On Sept. 9, 2019, the President issued E.O. 13886 “Modernizing Sanctions to Combat Terrorism.”[49] E.O. 13886 amends E.O.13224 which was issued by President Bush in 2001, and rescinds E.O. 12947 issued by President Clinton. E.O. 13886 is aimed at giving the government a wider array of tools to sanction terrorist groups and their funders, as well as a unified approach. The E.O. gives federal agencies the authority to target terrorist leaders and those who participate in terrorist training and permits secondary sanctions against financial institutions that aid terrorists. As a follow-up, the treasury department sanctioned a number of terrorist organizations, including al-Qaida, Hamas, the Islamic State Militant Group and Iran's Quds Forces. The treasury department also labeled a Syrian-based al Qaida affiliate group as a specially designated global terrorist entity.

Kingpin Act Designations and Recent Settlement

On Aug. 20, 2019, OFAC designated Dominican national Cesar Emilio Peralta and the Peralta Drug Trafficking Organization (“Peralta DTO”), pursuant to the Foreign Narcotics Kingpin Designation Act.[50] OFAC designated eight additional Dominican nationals for assisting Peralta and the Peralta DTO, as well as six entities in Santo Domingo, Dominican Republic.[51] These designations target significant foreign narcotics trafficking through the Dominican Republic and to consumer markets in the United States, Puerto Rico and Europe.[52] OFAC’s Kingpin designations were closely coordinated with the Drug Enforcement Administration and the Federal Bureau of Investigation, and further OFAC’s commitment to countering criminal networks that engage in human trafficking.[53] The following day, OFAC additionally designated several Chinese individuals, pursuant to the Kingpin Act.[54]
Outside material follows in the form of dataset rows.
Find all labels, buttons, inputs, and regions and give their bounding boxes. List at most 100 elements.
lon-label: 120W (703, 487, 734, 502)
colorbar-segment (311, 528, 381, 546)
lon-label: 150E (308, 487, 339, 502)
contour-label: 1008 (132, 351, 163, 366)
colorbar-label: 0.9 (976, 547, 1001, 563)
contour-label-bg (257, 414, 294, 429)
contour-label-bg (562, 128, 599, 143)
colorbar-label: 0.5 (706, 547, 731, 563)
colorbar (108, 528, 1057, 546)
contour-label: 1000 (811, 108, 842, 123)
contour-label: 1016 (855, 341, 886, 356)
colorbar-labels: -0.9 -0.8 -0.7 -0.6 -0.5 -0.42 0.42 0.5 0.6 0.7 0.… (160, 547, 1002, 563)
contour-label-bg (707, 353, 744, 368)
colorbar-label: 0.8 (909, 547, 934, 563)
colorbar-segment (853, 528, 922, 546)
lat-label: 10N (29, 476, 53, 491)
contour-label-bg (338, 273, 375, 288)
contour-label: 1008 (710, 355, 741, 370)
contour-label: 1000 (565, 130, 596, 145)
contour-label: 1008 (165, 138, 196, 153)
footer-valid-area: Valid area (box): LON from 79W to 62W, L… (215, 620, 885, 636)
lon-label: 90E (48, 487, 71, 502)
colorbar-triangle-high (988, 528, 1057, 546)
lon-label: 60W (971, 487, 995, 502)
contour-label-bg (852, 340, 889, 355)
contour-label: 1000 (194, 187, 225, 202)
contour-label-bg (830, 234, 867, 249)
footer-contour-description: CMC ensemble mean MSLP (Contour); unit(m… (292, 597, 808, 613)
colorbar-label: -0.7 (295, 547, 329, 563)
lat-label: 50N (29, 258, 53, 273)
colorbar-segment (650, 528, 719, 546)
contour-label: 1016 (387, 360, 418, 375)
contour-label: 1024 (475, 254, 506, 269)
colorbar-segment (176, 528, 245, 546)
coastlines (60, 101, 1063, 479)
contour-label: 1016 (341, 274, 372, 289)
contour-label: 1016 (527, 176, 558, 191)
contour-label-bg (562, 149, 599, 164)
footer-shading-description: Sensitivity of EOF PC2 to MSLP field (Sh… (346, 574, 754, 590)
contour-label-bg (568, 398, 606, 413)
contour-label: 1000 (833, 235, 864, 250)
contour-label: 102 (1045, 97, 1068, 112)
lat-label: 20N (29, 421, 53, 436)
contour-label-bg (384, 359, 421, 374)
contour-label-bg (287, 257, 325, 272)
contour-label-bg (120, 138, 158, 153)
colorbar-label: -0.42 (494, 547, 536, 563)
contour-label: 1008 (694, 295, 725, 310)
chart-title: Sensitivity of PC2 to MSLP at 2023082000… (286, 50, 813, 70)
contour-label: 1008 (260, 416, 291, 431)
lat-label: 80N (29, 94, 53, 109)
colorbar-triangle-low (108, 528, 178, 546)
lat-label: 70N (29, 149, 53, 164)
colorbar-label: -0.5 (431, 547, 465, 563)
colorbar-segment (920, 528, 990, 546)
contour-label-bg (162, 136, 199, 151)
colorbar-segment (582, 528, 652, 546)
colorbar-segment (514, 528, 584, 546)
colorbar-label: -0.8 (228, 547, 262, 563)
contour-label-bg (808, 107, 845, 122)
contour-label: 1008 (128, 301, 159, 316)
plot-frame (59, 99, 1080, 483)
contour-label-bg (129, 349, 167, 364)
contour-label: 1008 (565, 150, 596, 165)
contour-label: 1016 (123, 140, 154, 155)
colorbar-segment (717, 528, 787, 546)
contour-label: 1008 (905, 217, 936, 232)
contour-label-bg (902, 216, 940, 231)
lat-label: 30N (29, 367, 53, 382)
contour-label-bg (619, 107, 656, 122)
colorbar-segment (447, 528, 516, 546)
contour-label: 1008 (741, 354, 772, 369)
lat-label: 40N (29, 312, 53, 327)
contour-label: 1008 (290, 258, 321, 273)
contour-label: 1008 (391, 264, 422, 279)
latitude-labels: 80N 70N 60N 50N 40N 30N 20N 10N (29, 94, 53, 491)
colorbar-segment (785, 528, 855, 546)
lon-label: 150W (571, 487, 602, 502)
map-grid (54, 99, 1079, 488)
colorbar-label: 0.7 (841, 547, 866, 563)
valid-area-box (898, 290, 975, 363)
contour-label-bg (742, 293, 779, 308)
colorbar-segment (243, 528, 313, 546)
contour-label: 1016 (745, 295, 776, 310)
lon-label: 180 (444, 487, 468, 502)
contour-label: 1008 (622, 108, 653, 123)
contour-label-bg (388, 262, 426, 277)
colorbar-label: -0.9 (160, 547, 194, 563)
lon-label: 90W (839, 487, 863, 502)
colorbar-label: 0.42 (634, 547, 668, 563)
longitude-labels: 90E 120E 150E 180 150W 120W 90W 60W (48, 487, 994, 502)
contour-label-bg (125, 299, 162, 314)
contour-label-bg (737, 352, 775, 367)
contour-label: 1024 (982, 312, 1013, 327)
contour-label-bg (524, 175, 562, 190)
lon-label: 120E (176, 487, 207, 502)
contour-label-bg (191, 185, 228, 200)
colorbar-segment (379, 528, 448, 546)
In addition to recent Kingpin designations, on Aug. 16, 2019, OFAC settled with Atradius Trade Credit Insurance Inc. (“Atradius”), of Hunt Valley, Maryland, accepting a payment of $345,315 for apparent violations of the Foreign Narcotics Kingpin Sanctions Regulations.[55] Atradius had agreed to accept the assignment of debt owed by Grup Wisa S.A. (“Grupo Wisa”), an SDN.[56] Atradius then filed a creditor claim in Panama and ultimately received a payment of approximately $4 million in satisfaction of that debt.[57] OFAC determined that, by accepting the assignment of Grupo Wisa’s debt and receiving payment from Grupo Wisa’s liquidation, Atradius dealt in the property or interests in property of an SDN in violation of 31 C.F.R. § 598.203(a).[58] This enforcement action highlights the importance of diligence regarding any transaction with an SDN.

Given the breadth and frequency of the recent changes across multiple sanctions programs in recent months, it is important to stay abreast of OFAC’s actions and continuing developments related to all sanctions programs.